Варсус со злобой размахнулся, собираясь швырнуть крылья на дорогу, но не бросил их, а прижал к груди. Заскочил в ближайшее кафе и, отогрев пальцы, стал возиться со шнурком, упрямо пытаясь вдеть его в кольцо крыльев. Видя, что у него ничего не выходит, он отыскал в кармане обрывок бечевки. Перепробовал и леску, и просто толстые нитки. Бесполезно. Все развязывалось, рвалось, путалось. Дольше всех продержался толстый бумажный шпагат. Пастушок решил уже было, что получилось, и восторжествовал, когда за его спиной кто-то испуганно крикнул «Ой! Огонь!» и подскочившая официантка, ойкая, принялась поливать спину Варсуса из заварного чайника.
— У вас веревочка горела! Вы что, не заметили?
Теперь она разглядывала Варсуса с интересом. Смуглая такая, с круглым лицом.
Пастушок молчал.
— Вам что-то принести? Что-то будете заказывать?
— Да, буду. Скотч! — сказал Варсус.
Девушка с сомнением потопталась, удивленная нестандартностью задачи, потом все же где-то раздобыла скотч и с интересом наблюдала, как Варсус пытается примотать крылья к свитеру. Внезапно она перевела взгляд на стол и вскрикнула. Пастушок увидел, что ложечка, лежащая перед ним на тарелке, раскаляясь, закручивается винтом.

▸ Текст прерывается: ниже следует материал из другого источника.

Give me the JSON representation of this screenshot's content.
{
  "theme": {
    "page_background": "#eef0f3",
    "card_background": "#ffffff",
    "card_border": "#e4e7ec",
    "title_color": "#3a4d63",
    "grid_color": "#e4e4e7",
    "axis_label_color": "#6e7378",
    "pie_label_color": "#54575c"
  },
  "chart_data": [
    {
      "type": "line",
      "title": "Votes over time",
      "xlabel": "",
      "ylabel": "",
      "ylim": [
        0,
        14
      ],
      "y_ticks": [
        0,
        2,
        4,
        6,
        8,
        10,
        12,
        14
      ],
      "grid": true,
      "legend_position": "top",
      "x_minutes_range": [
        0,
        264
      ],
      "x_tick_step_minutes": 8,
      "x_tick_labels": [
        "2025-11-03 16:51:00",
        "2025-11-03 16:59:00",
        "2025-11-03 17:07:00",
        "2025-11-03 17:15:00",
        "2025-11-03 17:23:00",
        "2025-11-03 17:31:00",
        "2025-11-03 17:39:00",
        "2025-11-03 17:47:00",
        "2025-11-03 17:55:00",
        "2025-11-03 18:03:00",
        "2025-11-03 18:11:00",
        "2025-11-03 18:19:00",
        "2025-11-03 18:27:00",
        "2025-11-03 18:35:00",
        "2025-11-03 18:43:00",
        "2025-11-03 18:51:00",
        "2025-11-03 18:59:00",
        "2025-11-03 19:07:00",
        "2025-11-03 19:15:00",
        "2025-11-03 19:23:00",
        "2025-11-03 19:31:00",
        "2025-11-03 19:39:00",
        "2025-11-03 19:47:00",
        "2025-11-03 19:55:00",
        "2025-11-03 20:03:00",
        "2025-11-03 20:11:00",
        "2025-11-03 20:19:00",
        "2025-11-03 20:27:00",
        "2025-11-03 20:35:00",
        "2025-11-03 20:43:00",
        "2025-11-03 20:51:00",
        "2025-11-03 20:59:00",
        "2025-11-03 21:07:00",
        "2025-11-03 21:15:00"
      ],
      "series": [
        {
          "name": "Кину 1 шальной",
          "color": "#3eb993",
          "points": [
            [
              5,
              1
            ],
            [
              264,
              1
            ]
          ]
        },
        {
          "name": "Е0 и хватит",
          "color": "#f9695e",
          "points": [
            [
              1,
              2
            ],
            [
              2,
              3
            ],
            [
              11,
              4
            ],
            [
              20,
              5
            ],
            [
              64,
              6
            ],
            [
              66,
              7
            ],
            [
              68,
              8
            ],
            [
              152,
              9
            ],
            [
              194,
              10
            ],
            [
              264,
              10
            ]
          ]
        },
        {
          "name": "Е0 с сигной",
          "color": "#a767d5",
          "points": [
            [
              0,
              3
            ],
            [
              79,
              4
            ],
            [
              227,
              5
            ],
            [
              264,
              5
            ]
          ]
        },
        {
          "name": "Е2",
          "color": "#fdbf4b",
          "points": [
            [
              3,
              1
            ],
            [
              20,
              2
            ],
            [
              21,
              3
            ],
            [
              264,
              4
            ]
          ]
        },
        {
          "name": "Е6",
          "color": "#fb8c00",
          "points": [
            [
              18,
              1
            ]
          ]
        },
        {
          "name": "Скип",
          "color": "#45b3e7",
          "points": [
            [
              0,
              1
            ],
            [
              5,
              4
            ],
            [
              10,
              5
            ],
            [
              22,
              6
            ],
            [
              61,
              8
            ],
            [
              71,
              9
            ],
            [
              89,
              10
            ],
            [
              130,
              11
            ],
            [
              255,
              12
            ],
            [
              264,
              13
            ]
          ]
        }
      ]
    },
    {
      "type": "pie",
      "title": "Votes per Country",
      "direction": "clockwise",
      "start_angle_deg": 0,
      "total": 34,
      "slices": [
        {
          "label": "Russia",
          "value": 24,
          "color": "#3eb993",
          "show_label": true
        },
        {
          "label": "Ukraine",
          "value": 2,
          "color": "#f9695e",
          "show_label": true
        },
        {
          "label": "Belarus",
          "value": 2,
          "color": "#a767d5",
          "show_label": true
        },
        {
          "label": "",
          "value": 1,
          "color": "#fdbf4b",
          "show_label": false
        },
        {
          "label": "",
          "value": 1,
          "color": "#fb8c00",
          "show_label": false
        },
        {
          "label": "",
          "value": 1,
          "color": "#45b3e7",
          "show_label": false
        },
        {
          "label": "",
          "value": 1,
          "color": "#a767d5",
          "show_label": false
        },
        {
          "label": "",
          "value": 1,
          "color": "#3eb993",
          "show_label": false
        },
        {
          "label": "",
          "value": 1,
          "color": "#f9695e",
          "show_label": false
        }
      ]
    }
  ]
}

— Серебро? — спросил Варсус.
— Что?
— Я говорю: ложки из серебра?
— Посеребренные, да.
Пастушок встал и, вернув девушке скотч, убрал крылья в кармам.
— Ясно. Значит, меня пытались убить, а серебро отвело… — спокойно объяснил он и, не оглядываясь, пошел к выходу.
Между дверями кафе дул теплый воздух. В стекло врезались снежинки. Они плясали, вертелись и, вместо того чтобы падать, спиралью взлетали вдоль дома. Варсус, озираясь, вышел. Его правая рука лежала на дудочке. Левой он придерживал под курткой рапиру. Сказав, что его пытались убить, он несколько преувеличил. Магия, которую смогло отвести серебро, была не особенно прицельной. Ну как если бы кто-то с десятого этажа бросил в него утюгом: сила удара колоссальная, но шанс попасть с одного раза небольшой.
Скользя взглядом вдоль дороги, Варсус высматривал того, кто его атаковал. Он не сильно надеялся увидеть его, но увидел. В пяти шагах от входа стоял здоровенный комиссионер и, поджидая Варсуса, вылепливал себе греческий нос. Увидев пастушка, комиссионер бросил возиться с носом, осклабился и, раньше чем Варсус поднес к губам дудочку, бросился наутек.